English    Türkçe    فارسی   

4
2164-2173

  • İblis’ten daha ihtiyar kim var? Fakat değil mi ki aklı yok, hiçbir şeye yaramaz.
  • از بلیس او پیرتر خود کی بود ** چونک عقلش نیست او لاشی بود
  • Birisi çocuktur ama İsa nefesli, gururdan, hevesten arınmış olursa ona nasıl çocuk diyebilirsin? 2165
  • طفل گیرش چون بود عیسی نفس ** پاک باشد از غرور و از هوس
  • Saç ağarması, ancak gözü bağlı ve kısa görüşlü kişiye göre pişkinlik alâmetidir.
  • آن سپیدی مو دلیل پختگیست ** پیش چشم بسته کش کوته‌تگیست
  • O mukallit, alâmet olarak delilden başka bir şey bilmediği için daima buna yol arar.
  • آن مقلد چون نداند جز دلیل ** در علامت جوید او دایم سبیل
  • Onun için bir işe girişeceksen o pire danış dedi.
  • بهر او گفتیم که تدبیر را ** چونک خواهی کرد بگزین پیر را
  • Çünkü o, taklit perdesinden çıkmış kurtulmuştur da ne varsa her şeyi Allah nuru ile görür.
  • آنک او از پرده‌ی تقلید جست ** او به نور حق ببیند آنچ هست
  • Onun pak nuru delilsiz, beyansız deriyi yırtar, içi meydana çıkarır. 2170
  • نور پاکش بی‌دلیل و بی‌بیان ** پوست بشکافد در آید در میان
  • Yalnız dışı görene göre kalp nedir, geçer altın ne? Hurma sepetinde ne var? O bilir.

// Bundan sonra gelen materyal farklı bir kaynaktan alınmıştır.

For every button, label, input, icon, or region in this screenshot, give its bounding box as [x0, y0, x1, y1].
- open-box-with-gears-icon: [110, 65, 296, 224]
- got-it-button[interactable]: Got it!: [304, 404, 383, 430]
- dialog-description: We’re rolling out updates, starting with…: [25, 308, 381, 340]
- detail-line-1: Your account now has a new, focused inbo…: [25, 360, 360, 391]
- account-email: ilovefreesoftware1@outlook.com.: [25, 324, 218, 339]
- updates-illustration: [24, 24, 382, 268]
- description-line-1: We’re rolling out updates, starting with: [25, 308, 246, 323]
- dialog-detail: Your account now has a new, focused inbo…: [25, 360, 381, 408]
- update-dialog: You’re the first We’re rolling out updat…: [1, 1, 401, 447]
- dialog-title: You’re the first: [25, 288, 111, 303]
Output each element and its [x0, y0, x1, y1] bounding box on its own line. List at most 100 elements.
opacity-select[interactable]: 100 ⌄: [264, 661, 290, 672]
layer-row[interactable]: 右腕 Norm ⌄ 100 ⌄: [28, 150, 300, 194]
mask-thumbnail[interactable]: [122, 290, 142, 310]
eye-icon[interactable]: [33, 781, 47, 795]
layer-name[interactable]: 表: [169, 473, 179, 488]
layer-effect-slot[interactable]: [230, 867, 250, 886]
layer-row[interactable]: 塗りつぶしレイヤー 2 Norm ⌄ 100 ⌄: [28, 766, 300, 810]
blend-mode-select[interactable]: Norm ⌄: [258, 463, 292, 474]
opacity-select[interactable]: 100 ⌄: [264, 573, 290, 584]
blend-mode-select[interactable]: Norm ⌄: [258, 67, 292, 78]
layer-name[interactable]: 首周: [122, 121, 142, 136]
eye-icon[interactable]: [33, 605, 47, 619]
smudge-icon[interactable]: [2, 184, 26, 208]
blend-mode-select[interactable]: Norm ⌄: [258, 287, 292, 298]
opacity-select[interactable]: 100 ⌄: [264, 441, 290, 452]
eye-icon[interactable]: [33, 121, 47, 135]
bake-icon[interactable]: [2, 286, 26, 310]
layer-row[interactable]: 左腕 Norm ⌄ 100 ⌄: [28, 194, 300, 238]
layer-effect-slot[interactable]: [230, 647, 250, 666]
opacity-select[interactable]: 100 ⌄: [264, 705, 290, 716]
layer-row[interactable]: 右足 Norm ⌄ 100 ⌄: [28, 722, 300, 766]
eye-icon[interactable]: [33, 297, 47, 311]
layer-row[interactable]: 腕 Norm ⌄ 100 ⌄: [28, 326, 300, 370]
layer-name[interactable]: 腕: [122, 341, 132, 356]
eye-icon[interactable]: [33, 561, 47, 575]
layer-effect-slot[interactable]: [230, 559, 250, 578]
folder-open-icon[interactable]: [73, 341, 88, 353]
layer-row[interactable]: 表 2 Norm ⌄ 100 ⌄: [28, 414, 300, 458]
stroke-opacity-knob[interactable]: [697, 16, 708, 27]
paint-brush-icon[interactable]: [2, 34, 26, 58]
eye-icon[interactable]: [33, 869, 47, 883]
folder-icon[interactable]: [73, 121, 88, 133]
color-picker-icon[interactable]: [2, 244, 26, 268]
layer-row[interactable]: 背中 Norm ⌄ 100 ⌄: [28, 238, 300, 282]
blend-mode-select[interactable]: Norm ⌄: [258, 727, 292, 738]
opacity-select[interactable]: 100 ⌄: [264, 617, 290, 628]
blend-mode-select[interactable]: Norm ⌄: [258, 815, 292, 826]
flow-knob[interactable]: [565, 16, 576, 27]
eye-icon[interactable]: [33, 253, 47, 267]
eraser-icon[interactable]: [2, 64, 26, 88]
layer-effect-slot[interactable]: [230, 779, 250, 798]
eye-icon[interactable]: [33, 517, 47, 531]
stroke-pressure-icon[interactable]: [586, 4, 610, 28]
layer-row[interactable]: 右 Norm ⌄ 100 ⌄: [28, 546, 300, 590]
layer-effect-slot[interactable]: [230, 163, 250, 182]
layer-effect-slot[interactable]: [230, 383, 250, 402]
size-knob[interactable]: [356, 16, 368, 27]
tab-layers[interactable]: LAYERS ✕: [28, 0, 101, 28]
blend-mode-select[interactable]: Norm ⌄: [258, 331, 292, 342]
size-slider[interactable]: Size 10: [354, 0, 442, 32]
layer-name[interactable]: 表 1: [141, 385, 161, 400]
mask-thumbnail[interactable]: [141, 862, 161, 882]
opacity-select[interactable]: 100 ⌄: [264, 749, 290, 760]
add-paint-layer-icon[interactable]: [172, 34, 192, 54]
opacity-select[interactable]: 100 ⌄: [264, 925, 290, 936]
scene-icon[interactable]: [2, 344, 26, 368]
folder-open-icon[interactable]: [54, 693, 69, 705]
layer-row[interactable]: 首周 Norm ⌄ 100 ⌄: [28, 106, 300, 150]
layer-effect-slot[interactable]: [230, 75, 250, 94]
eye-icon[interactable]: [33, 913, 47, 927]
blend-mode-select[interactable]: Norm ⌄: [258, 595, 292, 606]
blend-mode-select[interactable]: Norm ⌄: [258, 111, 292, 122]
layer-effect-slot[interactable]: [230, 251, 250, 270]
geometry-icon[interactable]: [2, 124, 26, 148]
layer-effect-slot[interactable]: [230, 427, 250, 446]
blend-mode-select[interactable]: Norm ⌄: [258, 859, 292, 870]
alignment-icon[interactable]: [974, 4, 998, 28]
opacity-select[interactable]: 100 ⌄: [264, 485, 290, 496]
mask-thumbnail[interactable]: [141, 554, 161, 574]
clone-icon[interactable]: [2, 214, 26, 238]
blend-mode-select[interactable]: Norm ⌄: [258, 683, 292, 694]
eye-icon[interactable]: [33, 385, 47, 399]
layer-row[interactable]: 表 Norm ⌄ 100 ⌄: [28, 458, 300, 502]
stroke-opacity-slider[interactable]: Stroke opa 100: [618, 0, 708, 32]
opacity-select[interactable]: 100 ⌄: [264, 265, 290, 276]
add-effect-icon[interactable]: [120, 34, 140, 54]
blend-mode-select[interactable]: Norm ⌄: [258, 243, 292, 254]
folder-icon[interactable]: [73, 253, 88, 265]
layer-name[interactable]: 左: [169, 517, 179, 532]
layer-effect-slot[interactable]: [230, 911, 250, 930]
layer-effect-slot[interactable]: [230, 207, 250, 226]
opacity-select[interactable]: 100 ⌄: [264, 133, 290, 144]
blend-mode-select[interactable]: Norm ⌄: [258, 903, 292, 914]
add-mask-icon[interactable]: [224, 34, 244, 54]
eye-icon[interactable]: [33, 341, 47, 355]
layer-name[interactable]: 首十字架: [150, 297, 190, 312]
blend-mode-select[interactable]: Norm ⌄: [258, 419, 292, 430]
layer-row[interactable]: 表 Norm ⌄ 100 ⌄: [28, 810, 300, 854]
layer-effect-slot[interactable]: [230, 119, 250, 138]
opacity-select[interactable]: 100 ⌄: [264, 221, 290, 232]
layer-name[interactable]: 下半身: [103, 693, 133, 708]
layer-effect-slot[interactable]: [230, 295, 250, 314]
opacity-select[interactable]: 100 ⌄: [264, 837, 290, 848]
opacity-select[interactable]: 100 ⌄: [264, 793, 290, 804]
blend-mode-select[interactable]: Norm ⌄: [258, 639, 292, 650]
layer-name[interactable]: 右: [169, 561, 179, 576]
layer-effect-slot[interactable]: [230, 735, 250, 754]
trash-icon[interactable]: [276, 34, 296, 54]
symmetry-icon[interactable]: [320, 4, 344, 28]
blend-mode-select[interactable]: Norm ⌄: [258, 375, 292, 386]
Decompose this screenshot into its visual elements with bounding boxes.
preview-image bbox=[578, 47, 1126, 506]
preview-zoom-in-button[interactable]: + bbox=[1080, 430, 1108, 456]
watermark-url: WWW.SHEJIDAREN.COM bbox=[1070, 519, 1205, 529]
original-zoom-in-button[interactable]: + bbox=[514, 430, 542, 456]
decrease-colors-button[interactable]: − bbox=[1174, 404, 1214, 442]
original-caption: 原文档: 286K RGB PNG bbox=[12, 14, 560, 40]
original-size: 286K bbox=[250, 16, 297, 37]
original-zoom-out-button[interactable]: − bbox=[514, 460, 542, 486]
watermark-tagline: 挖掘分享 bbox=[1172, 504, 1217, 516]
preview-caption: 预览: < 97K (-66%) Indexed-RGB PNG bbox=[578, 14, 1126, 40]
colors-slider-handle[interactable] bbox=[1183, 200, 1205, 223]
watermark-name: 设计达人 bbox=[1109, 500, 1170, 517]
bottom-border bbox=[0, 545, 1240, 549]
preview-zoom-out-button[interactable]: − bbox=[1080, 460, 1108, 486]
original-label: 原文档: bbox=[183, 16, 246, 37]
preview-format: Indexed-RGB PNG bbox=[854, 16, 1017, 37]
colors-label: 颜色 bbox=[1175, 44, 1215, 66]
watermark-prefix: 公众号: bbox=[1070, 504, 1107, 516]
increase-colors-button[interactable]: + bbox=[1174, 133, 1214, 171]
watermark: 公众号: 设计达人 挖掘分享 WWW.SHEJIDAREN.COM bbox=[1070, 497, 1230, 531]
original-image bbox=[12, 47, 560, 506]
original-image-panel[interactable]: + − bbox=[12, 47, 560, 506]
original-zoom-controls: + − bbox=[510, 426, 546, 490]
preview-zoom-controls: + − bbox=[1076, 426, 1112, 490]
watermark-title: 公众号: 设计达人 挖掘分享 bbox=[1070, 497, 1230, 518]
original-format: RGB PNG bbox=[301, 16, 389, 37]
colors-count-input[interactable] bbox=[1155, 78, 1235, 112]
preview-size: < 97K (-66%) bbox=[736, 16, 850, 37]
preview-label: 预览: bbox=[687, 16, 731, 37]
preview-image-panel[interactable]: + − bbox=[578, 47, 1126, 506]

  • پیش ظاهربین چه قلب و چه سره ** او چه داند چیست اندر قوصره
  • Nice altınları, hasetçi hırsızların elinden kurtulsun diye dumanla karartmışlardır.
  • ای بسا زر سیه کرده بدود ** تا رهد از دست هر دزدی حسود
  • Nice bakırlar vardır ki aklı kıt olanlara satsınlar diye onları altın suyuna batırmışlar, altın yaldızla yaldızlamışlardır.